The analysis identified five key themes:

  • Behaviors depend on various factors — it is not as simple as having those who do take breaks and those who don’t.
  • The influence of social and work relationships — if your colleagues take breaks then you are more likely to yourself and vice-versa.
  • Faced with a choice when they’re really busy, even if someone wants to take a break, then work “wins.”
  • Contradictory feelings — lots of people feel anxious and guilty about taking breaks, although some simply don’t.
  • Being ‘fair game’ for work-related matters if you remain at your desk at break times.

Plenty of other research has confirmed the mental value of taking breaks from thinking about work improves motivation and physically moving around increases productivity.

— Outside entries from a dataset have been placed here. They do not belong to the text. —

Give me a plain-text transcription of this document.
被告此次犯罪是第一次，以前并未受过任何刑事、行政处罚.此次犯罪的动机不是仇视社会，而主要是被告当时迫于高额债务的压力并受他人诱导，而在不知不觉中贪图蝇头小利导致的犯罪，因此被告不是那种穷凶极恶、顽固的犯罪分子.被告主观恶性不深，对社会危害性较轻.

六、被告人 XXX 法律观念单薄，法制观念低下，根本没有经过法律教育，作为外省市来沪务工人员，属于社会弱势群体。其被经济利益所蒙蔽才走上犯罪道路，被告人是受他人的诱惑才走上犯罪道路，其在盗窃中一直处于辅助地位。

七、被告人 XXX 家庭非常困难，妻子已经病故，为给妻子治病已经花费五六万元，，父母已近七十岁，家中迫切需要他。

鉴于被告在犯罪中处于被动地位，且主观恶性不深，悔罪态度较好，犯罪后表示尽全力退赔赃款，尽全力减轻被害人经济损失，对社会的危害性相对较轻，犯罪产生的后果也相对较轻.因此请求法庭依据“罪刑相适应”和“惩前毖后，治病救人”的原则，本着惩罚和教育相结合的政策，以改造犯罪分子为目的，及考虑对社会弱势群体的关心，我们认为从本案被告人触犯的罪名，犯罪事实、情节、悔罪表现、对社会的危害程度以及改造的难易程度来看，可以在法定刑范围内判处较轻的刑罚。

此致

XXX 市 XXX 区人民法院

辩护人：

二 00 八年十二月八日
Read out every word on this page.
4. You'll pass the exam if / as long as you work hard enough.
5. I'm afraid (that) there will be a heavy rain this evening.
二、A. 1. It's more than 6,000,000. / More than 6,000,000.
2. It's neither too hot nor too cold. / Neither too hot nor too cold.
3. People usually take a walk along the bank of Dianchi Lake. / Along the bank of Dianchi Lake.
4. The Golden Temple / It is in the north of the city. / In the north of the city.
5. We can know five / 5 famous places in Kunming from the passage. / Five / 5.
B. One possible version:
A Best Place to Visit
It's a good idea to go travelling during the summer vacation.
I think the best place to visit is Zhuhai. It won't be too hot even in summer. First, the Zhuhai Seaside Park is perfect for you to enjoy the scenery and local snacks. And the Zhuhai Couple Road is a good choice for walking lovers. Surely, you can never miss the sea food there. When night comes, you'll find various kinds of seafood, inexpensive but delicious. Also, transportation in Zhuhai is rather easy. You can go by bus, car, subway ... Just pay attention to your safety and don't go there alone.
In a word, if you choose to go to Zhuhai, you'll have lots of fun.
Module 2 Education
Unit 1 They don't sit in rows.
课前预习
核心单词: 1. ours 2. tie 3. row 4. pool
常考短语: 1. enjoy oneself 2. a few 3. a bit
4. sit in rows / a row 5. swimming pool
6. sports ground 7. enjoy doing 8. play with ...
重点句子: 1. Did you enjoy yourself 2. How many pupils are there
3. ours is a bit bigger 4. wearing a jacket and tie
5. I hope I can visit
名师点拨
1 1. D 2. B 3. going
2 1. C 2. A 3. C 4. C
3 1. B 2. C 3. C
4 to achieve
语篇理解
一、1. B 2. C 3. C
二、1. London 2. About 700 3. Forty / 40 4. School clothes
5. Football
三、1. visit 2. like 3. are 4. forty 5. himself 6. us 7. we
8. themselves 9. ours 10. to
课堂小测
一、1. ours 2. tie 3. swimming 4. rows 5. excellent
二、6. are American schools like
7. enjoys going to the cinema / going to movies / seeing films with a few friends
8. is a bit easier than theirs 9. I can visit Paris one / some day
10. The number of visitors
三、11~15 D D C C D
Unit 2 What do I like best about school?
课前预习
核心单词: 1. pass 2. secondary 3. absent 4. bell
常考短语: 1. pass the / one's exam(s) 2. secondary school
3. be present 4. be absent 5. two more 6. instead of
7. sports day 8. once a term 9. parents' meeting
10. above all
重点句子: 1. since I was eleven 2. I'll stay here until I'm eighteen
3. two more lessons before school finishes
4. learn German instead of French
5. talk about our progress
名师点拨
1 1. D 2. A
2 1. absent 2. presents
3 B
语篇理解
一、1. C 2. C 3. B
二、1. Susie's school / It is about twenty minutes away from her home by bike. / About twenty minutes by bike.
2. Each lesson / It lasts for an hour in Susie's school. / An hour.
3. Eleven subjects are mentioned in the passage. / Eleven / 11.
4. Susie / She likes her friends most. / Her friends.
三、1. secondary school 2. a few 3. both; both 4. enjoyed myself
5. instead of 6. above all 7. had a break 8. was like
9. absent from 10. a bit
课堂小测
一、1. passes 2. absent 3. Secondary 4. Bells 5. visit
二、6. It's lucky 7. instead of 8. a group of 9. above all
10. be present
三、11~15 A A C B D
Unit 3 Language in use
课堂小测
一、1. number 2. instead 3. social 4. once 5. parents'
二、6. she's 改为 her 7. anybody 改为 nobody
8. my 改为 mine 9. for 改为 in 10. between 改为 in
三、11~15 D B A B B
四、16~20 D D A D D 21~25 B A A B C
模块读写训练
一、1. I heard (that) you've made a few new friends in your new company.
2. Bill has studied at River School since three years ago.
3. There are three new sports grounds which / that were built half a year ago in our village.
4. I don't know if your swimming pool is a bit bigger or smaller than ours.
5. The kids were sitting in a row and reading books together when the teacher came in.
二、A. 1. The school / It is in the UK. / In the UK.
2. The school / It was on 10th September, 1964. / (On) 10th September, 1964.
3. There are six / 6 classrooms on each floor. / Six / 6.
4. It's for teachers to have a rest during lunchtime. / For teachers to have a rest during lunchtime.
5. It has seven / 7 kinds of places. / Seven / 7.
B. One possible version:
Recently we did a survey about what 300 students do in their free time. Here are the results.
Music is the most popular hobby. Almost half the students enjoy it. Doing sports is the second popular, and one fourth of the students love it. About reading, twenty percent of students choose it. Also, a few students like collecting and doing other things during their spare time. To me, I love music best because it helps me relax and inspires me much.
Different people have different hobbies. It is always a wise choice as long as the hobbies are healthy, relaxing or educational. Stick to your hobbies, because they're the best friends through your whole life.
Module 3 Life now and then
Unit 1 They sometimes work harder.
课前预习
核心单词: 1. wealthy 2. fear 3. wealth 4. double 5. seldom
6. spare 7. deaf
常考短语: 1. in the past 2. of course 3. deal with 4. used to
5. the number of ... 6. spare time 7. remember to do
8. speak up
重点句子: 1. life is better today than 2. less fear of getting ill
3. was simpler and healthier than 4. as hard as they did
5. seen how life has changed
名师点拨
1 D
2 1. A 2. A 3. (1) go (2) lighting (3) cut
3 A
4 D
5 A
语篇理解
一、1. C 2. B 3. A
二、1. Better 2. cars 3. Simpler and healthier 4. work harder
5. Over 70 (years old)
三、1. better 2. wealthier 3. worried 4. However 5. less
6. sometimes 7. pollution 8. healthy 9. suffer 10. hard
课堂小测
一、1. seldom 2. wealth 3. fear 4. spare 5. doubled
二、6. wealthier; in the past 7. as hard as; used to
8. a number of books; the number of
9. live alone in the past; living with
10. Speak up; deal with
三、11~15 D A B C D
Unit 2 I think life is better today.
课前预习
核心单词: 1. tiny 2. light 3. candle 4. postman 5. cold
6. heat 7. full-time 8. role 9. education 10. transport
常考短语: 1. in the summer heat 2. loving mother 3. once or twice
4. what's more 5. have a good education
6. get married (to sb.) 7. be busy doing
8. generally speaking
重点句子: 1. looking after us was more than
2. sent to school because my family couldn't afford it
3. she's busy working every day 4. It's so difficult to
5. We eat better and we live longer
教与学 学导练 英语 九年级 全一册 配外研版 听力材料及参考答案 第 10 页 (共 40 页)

It’s important to recognize that with all the added pressures, on top of the usual pressures from work that we’re all facing now, the need to keep your cool is increased. Finding little ways to reduce stress and diffuse stressful encounters are paramount. The lunch break, especially while working at home is important to maintaining mental equilibrium.

Science writer Ferris Jabr summarizes the benefits of breaks in this Scientific American article: “Downtime replenishes the brain’s stores of attention and motivation, encourages productivity and creativity, and is essential to both achieve our highest levels of performance and simply form stable memories in everyday life … moments of respite may even be necessary to keep one’s moral compass in working order and maintain a sense of self.”

“The greater importance that people appear to be placing on completing their work over the time they give themselves for breaks, or simply the sheer volume and pressure of work, may go some way to explaining this pattern of behavior.”

Dr. Oliver and colleagues recommend further research and organizational changes to support improved workplace health and wellbeing.